To enable external use of the model, CanESM has been ported to compile with
the GNU compiler, and suitable Docker and Singularity containers created.
Tagged versions of the model should have been tested to function on Cedar.
There is no guarantee for non-tagged versions. At the time of writing, the
latest tagged version verfied on Cedar is v5.0.10.
Working with CanESM on Cedar requires working with singularity and
interacting with the SLURM workload manager.

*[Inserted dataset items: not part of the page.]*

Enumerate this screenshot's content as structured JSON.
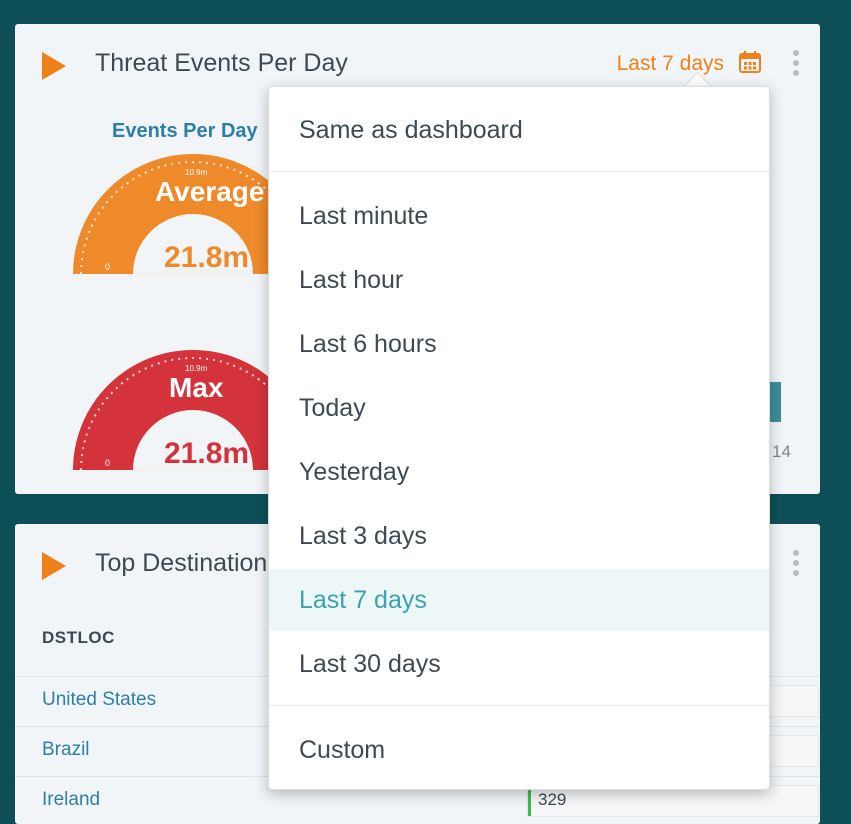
{
  "panel_top": {
    "title": "Threat Events Per Day",
    "range_label": "Last 7 days",
    "gauges_title": "Events Per Day",
    "gauge_average": {
      "label": "Average",
      "value": "21.8m",
      "scale_mark": "10.9m",
      "min_label": "0",
      "color": "#ee8a2a",
      "value_color": "#ee8a2a"
    },
    "gauge_max": {
      "label": "Max",
      "value": "21.8m",
      "scale_mark": "10.9m",
      "min_label": "0",
      "color": "#d4333b",
      "value_color": "#d4333b"
    },
    "axis_tick": "14"
  },
  "panel_bottom": {
    "title": "Top Destinations",
    "column_header": "DSTLOC",
    "rows": [
      {
        "country": "United States",
        "value": ""
      },
      {
        "country": "Brazil",
        "value": ""
      },
      {
        "country": "Ireland",
        "value": "329"
      }
    ]
  },
  "dropdown": {
    "items": [
      {
        "label": "Same as dashboard"
      },
      {
        "label": "Last minute"
      },
      {
        "label": "Last hour"
      },
      {
        "label": "Last 6 hours"
      },
      {
        "label": "Today"
      },
      {
        "label": "Yesterday"
      },
      {
        "label": "Last 3 days"
      },
      {
        "label": "Last 7 days",
        "selected": true
      },
      {
        "label": "Last 30 days"
      },
      {
        "label": "Custom"
      }
    ]
  },
  "colors": {
    "background": "#0e4f57",
    "accent_orange": "#f0801a",
    "link_blue": "#2e7fa7",
    "selected_teal": "#3aa2b0"
  }
}
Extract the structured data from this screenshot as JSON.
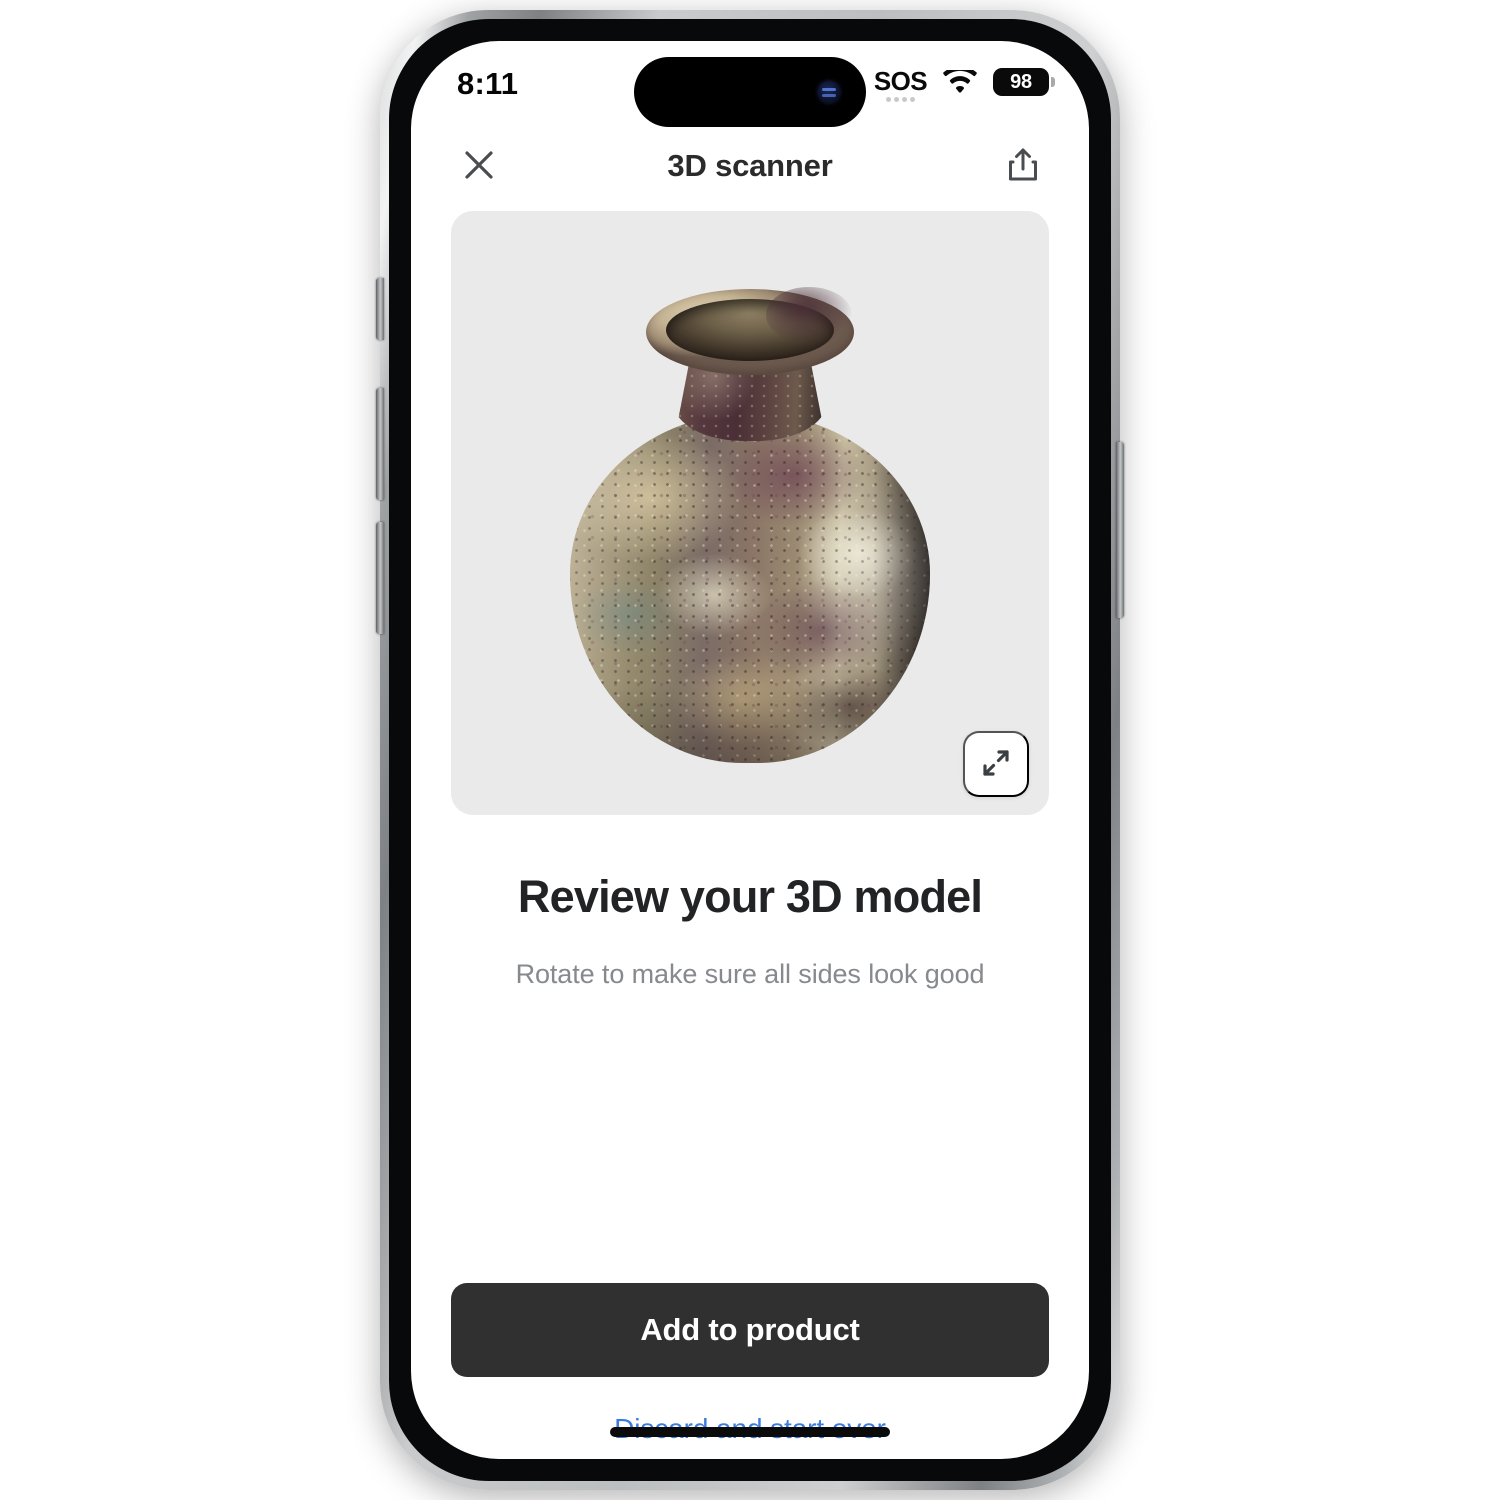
{
  "status_bar": {
    "time": "8:11",
    "sos_label": "SOS",
    "wifi_icon": "wifi-icon",
    "battery_level": "98"
  },
  "nav_bar": {
    "close_icon": "close-icon",
    "title": "3D scanner",
    "share_icon": "share-icon"
  },
  "preview": {
    "model_label": "ceramic vase 3D model",
    "background_color": "#eaeaea",
    "expand_icon": "expand-icon"
  },
  "main": {
    "headline": "Review your 3D model",
    "subline": "Rotate to make sure all sides look good"
  },
  "actions": {
    "primary_label": "Add to product",
    "secondary_label": "Discard and start over",
    "primary_color": "#303030",
    "secondary_color": "#3b7ddd"
  }
}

For information on these software, interested readers are directored to the provided links, as
as the Cedar specific and more general
Compute Canada wiki.
We are going to use the space ~/project/$USER to store some persistent data,
and we’ll put some important files in $HOME. You may changes this if you so
desire (e.g. to ~/scratch, but note that this space is temporary and
periodically deleted).
For setting up a model run, we are going to use the ~/scratch space, which is
temporary space that can handle lots of data (note, data here will be deleted
after 60 days or so). For CanESM, we often use the concept of a RUNID as a
unique identifier of an individual run. We normally create a dedicated
directory to work in for each RUNID.
Note
Only a small number of model configurations are made available. There is no support whatsoever available for using CanESM. We do not certify that the code runs correctly. This is strictly an alpha testing project with no guarantees whatsoever.
Initial Setup (One Time)
Get the source code
Recursively clone the CanESM source code and checkout the desired version
for the model, and its helper tools. We’ll put the source code in our home
directory as it is small, we want to keep it permanently, and home has
relatively fast access:
cd ~/
# clone the code and the desired submodules
git clone --recursive https://gitlab.com/cccma/canesm
Note
you might want to clone from git@gitlab.com:cccma/canesm.git instead.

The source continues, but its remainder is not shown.